Gelet op het feit dat u meent zich boven de wet te kunnen stellen door vigerende jurisprudentie, wetten, voorschriften, gedragsregels, uw ambtseed sanctieloos te ecarteren en schaamteloos terzijde te schuiven, tast u de geloofwaardigheid en integriteit aan van het beroep van gerechtsdeurwaarder. Met dit verwerpelijk gedrag worden wij nu al jarenlang geconfronteerd. Hiermee wordt het werkelijke karakter van uw gedragingen en handelwijze zichtbaar, alsmede die van uw collega’s. Dit wordt als volgt verwoord:
Uw kwaadaardigheid is mogelijk niet intrinsiek doch het voorzienbare gevolg van uw eigen intellectueel tekort door de belangen van uw beroepsgroep en uw opdrachtgevers voorop te stellen. Niettemin is dit officieuze fraude. In samenhang met de overige vermelde verzuimen en gebreken hebben uw beslissingen de formele karakteristieken van een criminele organisatie doordat u uw beweerdelijk afgelegde ambtseed willens en wetens schendt. Dit is in bijgevoegde publicatie onder Bijlage 1 verwoord en toegelicht waardoor formeel sprake is van meineed.
CONCLUSIE
- Het bewijs dat u een beëdigd gerechtsdeurwaarder bent ontbreekt, daar uw gedragingen en handelwijze geen enkele conformiteit vertonen met de verplichte ambtseed van een gerechtsdeurwaarder.
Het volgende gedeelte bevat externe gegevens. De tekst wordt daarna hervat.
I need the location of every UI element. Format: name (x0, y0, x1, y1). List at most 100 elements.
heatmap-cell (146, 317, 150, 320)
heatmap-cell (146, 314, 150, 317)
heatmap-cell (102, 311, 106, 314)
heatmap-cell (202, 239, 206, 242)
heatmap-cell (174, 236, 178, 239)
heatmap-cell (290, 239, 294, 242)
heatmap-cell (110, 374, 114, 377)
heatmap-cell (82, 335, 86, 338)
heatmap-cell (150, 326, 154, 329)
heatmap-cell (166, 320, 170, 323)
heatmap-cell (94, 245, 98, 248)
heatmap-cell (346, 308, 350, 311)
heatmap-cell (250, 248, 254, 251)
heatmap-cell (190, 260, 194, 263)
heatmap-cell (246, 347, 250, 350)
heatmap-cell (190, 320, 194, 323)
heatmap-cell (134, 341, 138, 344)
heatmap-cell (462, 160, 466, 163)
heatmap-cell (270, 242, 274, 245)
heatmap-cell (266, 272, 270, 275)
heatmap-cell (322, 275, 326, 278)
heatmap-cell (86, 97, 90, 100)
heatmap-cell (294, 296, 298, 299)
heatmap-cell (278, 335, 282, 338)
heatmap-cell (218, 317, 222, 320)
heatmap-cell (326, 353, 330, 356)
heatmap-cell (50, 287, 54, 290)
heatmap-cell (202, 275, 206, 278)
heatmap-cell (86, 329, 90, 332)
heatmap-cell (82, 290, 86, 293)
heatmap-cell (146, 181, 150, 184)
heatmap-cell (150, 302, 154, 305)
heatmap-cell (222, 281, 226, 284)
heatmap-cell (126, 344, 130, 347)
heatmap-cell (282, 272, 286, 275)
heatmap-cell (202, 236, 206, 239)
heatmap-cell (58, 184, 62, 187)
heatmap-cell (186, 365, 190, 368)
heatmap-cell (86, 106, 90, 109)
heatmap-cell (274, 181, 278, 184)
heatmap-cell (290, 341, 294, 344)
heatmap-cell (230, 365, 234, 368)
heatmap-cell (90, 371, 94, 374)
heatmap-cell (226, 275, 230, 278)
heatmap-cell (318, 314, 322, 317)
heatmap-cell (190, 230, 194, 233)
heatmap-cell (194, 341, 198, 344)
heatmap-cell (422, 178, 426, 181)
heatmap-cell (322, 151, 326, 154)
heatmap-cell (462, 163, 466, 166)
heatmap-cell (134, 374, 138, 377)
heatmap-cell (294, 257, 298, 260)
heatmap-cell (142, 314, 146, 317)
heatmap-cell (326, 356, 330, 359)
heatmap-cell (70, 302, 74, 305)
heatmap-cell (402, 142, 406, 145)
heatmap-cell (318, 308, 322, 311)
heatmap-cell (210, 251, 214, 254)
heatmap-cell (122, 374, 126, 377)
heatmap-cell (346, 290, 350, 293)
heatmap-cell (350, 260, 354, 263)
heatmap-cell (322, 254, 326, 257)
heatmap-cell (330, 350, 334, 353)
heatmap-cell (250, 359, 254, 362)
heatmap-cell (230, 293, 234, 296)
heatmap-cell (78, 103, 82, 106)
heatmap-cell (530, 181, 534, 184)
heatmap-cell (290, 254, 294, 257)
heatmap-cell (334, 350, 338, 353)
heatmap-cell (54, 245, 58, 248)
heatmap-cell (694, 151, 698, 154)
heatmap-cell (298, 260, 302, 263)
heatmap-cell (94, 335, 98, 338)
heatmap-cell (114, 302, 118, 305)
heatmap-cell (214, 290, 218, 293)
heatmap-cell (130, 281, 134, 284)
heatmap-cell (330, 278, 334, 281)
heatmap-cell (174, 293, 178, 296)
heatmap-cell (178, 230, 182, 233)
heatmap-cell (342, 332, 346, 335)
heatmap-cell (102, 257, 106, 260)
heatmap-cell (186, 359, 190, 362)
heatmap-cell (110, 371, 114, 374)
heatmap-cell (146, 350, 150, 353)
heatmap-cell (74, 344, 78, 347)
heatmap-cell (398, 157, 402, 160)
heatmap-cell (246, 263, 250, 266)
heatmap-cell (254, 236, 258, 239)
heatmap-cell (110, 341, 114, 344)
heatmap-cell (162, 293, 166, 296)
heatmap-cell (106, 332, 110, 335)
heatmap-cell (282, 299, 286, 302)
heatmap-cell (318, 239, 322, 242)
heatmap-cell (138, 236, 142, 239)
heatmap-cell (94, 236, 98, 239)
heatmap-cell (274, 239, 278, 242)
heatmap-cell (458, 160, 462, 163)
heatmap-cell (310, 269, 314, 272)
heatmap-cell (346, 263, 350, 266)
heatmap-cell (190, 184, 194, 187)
- Mensenrechten zijn geschonden door onmenselijk handelen, het gebruik van geheime side letters, het niet beantwoorden van vragen van mr. J.M.R. Vlaar en overige onregelmatigheden in de afgelopen jaren. Art. 3 EVRM wordt en is met voeten getreden.
- Onbetwistbaar staat vast dat sprake is van Processuele nietigheid op grond van schendingen van vormvoorschriften van openbare orde met de sanctie van nietigheid bedreigd.
- Elementen uit het procesrecht op straffe van nietigheid, met name de artikelen 430 lid 3 en 439 lid 3 Rv alsmede artt. 502 tot en met 505 Rv e.v. uit het executierecht, zijn over de afgelopen jaren consistent door u terzijde geschoven. Zowel uw geloofwaardigheid alsmede uw integriteit eindigen door deze handelwijze op de vuilnisbelt.
- Uitsluitend belangenbehartiging van de groep en het debiteren van onjuistheden en pertinente leugens, kennelijk met behulp van semantische acrobatiek ten koste van rechtens te respecteren belangen van verzoekers /klagers, zijn voor u kennelijk dagelijkse praktijk.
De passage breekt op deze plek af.